Tactical decisions played a large part in deciding the battle, but they would have been for nothing if not for the fighting spirit of the English troops, inspired by their leader King Henry V, who roamed the lines before the battle and led the men in prayer. A thin line of troops held out again and again against a larger, better-equipped force, wearing down the French in a brutal close combat that eventually saw the English victorious.
Albuera
Fighting spirit would again save the British on the flank at the Battle of Albuera on 16 May 1811.
During the fighting, a hailstorm swept the battlefield. The British 3rd Foot, known as the Buffs, found themselves with drenched muskets and almost no visibility. Out of this misery rode French and Polish cavalry, arriving so suddenly that the Buffs were unable to form defensive squares. The Buffs were overwhelmed, their Lieutenant Latham saving the regimental banner by hiding it in his jacket, even as his arm and half his face were chopped off.
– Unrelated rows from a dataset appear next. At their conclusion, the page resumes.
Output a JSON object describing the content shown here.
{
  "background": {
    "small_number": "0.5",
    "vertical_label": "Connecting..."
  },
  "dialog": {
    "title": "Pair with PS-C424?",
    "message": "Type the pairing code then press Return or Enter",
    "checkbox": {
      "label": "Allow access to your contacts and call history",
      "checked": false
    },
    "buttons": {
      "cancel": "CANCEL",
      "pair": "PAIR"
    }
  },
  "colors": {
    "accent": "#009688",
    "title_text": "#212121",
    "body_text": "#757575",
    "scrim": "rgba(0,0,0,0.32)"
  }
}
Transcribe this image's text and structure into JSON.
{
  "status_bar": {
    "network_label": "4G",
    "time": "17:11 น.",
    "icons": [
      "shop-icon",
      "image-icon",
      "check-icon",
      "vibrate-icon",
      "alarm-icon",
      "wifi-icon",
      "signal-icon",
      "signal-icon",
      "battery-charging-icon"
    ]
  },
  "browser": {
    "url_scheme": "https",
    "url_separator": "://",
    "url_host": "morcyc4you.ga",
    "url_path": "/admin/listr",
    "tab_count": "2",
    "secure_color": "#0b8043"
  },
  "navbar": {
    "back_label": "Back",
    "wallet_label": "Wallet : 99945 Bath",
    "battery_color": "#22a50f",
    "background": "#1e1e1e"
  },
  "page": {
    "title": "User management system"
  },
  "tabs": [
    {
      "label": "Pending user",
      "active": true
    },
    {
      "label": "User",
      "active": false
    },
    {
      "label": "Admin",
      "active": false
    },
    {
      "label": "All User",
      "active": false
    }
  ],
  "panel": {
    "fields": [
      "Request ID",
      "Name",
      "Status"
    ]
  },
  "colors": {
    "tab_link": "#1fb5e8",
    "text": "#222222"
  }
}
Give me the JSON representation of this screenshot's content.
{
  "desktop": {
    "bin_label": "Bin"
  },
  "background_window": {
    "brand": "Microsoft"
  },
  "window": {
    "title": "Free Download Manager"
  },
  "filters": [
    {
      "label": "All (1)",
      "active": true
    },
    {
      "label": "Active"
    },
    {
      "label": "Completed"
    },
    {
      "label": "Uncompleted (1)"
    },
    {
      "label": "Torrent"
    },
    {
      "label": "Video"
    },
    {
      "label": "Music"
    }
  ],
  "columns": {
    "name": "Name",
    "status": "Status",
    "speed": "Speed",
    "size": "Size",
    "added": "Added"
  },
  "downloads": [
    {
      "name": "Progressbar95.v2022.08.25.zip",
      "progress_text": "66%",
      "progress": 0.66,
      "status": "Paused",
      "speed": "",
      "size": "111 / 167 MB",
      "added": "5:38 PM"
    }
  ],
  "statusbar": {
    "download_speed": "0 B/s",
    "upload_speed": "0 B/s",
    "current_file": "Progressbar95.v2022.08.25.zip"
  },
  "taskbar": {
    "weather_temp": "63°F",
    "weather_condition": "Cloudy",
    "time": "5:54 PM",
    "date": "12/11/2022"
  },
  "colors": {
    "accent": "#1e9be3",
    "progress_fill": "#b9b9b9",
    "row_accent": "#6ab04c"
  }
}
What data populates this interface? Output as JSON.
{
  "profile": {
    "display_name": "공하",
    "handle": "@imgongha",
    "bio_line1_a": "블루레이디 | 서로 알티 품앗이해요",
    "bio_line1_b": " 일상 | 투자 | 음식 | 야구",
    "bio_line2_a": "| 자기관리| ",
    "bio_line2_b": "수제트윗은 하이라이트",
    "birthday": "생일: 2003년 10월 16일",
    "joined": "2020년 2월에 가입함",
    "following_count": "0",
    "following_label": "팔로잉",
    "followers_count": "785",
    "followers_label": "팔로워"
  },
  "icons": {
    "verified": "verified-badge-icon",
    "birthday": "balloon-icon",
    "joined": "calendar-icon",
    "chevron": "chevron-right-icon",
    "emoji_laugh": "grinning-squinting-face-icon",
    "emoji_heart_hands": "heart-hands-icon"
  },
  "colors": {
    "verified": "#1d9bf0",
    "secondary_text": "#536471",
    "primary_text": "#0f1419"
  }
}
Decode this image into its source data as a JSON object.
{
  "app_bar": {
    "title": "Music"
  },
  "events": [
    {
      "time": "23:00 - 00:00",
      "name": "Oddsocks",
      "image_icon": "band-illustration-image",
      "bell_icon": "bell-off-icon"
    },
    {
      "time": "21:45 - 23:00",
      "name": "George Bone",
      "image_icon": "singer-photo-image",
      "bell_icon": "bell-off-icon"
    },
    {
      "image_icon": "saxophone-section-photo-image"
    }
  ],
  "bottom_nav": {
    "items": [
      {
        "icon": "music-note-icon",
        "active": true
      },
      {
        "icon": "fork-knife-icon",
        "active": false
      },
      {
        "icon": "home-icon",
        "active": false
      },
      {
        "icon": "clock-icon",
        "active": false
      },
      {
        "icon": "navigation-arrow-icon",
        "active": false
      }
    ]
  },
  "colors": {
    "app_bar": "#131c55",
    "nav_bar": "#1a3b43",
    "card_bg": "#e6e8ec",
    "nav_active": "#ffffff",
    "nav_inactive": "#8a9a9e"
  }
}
Other troops rushed up to stop the French breaking through. Among them was the 57th Fusilier Regiment. Colonel Inglis, the commander of the 57th, took a round of grapeshot to the lung and lay on the field urging his men to “Die hard.”
Die hard they did. Of the 57th, only 160 men survived out of 600, while only 85 of the 728 Buffs made it out of Albuera alive. But their courage had won the day. The French commander, Marshal Soult, blamed them for his defeat, saying “They were completely beaten, the day was mine, but they did not know it and would not run.”
Lieutenant Latham, remarkably, survived.
Gettysburg – Little Round Top
The action on Little Round Top on 2 July 1863, the second day of the Battle of Gettysburg, is rightly one of the most famous incidents in the American Civil War.
The hill of Little Round Top lay on the left flank of the Union line, undefended in the face of a Confederate advance. Its fall would have given the Confederates the chance to turn the whole Union army, winning the battle and possibly even the war.
Union troops arrived just in time, and on their extreme flank were the 20th Maine, commanded by Colonel Joshua Chamberlain. Outnumbered three to one, the 20th Maine were bent back to a ninety-degree angle during a short-range firefight. After an hour, half their men were out of action and their ammunition was almost entirely spent.
Seeing that they could not hold off another attack, Chamberlain decided to take desperate measures. He had the 20th Maine fix bayonets and charge into the face of the enemy rifles. As the men wavered, Lieutenant Holman S. Melcher ran forward, waving his sword and shouting “Come on boys!” Following his courageous example, the 20th Maine charged down the hill, shattered two lines of Confederate troops, and took more prisoners than they had men to guard them. The left flank had been saved and with it the Union.
Siege of Hamaitá
Sometimes beating the odds is not about victory, but about survival. For Paraguayan forces at the Siege of Hamaitá, this meant surviving in the face not only of the enemy but of their own president.
In the winter of the 1867-8, the Paraguayan Fortress of Humaitá came under siege from Brazilian and Argentine forces, part of a coalition against Paraguay that also included Uruguay. Paraguay was then under the rule of Francisco Solano López, a megalomaniacal dictator whose military ambition would devastate his country. As Humaitá became surrounded by a larger force, López withdrew most of his troops from the fort, leaving a small garrison under Colonel Francisco Martinez.
Completely surrounded, Martinez and his men were reduced to eating their horses and whatever roots they could forage for. They drove off an attack by forces that vastly outnumbered them. Realising their desperate situation, on 19 July Martinez begged to be allowed to withdraw his men. López ordered him to hold the fort for five more days.
By the time Martinez withdrew on 24 July, he and his men had been without food for days. They had held the fort in the face of overwhelming odds and impossible commands. Yet even, after all, this, López had many of them tortured and shot for giving up the fort.
The Worcesters at Geluvelt
On 31 October 1914, the Allies came close to losing the First World War. A massive German attack east of Ypres smashed the British at Gheluvelt, threatening to break through the allied line, destroy the British Expeditionary Force and take the Channel ports.
Three companies of 2nd Battalion, the Worcestershire Regiment, marched into the gap – the last available British reserves. As artillery shells exploded all around them, and enemy fire took down over a hundred men, they advanced undauntedly upon Gheluvelt. Retreating stragglers told them that to advance meant certain death, but they kept going. The numerically superior German troops, never expecting an advance against such overwhelming odds, were caught by surprise. The Worcesters retook Gheluvelt, and with it secured the Allied line.
As Field-Marshal Sir John French said, “The Worcesters saved the Empire.”